A vereadora Gisele Klinger (PSB) e o prefeito de Volta Redonda, Antônio Francisco Neto (PP), protagonizaram um bate-boca na manhã desta quarta-feira (8), na sede da Prefeitura, durante reunião entre vereadores e representantes do governo para debater a proposta do Executivo de corte unilateral de 25% nos salários dos médicos da Atenção Básica. O embate se acirrou quando a vereadora defendeu os profissionais de saúde e criticou a decisão da administração municipal.
Os profissionais da rede municipal haviam apresentado uma proposta para evitar a redução salarial, que atinge 87 médicos das Unidades Básicas de Saúde (UBS) e das Unidades de Saúde da Família (UBSF).
Antes da reunião, Gisele Klinger havia publicado nas redes sociais que buscava diálogo para evitar prejuízos ao atendimento da população. No entanto, durante o encontro, a conversa se transformou em uma troca de acusações entre a vereadora e o prefeito.
Vídeos que circulam nas redes sociais mostram Neto elevando o tom de voz e chamando a vereadora de mentirosa, afirmando que os médicos não são funcionários públicos, mas contratados. Gisele reagiu pedindo respeito, mas foi novamente interrompida pelo prefeito, que encerrou a discussão de forma rispida: “Vai plantar batata! Vai embora, porra!

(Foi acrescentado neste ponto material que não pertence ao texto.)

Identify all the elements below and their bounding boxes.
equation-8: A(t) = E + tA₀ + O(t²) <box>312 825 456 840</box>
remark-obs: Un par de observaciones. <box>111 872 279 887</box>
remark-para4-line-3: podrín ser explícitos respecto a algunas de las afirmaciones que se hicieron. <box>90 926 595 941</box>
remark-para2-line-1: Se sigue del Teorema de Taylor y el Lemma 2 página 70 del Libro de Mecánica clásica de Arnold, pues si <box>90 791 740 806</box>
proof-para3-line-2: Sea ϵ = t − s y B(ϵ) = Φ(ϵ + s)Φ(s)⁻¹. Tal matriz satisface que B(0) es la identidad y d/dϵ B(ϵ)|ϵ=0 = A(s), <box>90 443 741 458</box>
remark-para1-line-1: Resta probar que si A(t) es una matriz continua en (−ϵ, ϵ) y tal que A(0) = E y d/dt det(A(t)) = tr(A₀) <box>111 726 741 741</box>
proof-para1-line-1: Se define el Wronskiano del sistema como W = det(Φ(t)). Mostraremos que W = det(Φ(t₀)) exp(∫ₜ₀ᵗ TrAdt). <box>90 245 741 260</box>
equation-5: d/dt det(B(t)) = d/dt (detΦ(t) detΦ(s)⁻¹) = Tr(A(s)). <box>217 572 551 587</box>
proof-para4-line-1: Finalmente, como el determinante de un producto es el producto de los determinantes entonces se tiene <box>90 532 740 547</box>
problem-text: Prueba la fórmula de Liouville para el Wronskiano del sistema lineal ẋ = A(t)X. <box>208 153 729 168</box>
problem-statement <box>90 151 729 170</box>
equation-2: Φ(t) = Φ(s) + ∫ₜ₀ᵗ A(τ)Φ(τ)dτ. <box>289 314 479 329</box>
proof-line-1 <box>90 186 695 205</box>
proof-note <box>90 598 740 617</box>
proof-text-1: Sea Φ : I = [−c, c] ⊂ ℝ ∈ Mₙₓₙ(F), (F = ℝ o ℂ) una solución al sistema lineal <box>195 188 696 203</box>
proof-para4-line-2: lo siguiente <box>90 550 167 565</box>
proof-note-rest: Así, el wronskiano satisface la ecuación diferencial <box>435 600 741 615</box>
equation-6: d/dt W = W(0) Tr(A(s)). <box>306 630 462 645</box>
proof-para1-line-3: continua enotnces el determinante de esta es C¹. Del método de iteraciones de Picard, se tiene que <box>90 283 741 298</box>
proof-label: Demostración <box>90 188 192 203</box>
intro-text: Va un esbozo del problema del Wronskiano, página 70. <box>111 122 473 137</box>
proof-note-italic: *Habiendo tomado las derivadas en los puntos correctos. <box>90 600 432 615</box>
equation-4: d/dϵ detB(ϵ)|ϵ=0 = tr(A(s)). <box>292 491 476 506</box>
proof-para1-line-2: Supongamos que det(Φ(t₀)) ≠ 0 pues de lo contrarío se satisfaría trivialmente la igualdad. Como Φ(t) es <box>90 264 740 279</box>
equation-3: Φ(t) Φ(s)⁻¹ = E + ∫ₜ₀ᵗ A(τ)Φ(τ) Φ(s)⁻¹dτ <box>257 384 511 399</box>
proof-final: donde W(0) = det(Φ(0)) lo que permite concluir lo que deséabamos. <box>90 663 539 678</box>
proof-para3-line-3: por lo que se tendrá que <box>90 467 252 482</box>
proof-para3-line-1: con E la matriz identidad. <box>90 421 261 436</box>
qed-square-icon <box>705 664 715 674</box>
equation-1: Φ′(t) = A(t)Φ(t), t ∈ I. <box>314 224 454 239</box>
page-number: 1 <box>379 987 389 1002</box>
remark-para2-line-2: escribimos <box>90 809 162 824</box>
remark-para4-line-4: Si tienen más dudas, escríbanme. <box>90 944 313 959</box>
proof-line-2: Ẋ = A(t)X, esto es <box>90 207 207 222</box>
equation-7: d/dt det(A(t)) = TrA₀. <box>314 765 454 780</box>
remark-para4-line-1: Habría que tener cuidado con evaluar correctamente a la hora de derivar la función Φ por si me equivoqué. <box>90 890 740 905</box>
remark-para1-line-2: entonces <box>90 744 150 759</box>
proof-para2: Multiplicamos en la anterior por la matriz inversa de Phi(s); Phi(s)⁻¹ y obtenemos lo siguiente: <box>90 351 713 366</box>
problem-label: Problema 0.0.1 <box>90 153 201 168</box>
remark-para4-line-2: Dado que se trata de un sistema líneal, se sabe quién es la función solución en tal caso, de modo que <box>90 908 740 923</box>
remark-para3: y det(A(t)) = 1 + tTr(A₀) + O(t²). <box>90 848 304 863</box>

Eu não sou funcionário!”, gritou Neto, segundo registro em vídeo
O desentendimento começou quando Gisele apresentou documentos sobre contratos de profissionais contratados por RPA (Recibo de Pagamento Autônomo), cujos valores, segundo ela, chegam a mais de R$ 40 mil, mais que o dobro do salário dos médicos da rede básica.
“Durante a reunião, defendi que não se cortem os salários dos médicos que estão na linha de frente da saúde pública. Em vez de dialogar com respeito, o prefeito se descontrolou e me chamou de mentirosa”, disse a vereadora em suas redes sociais. Ela classificou o episódio como “grave” e “criminoso” e afirmou ter sido vítima de violência política de gênero.
A discussão, acompanhada por outros vereadores, também envolveu a vereadora Carla Duarte (PSD), que aparece rindo durante o confronto. A atitude gerou críticas de internautas, principalmente de mulheres, que questionaram a coerência com o discurso de representatividade feminina defendido por Carla durante a campanha eleitoral.
O corte salarial, segundo a Prefeitura, faz parte de medidas de ajuste orçamentário, mas profissionais e parlamentares afirmam que a redução compromete a qualidade da Atenção Básica e gera impacto direto no atendimento à população.
Após o episódio, médicos da Atenção Básica da cidade emitiram uma nota de solidariedade à vereadora, destacando sua postura firme e corajosa e reforçando a necessidade de combater a violência política de gênero. O caso voltou a colocar em evidência o debate sobre a valorização dos profissionais de saúde e o papel da Câmara Municipal na fiscalização das políticas públicas voltadas à população.
Até o fechamento desta reportagem, nem a Prefeitura de Volta Redonda nem a Câmara Municipal haviam se pronunciado oficialmente sobre o caso.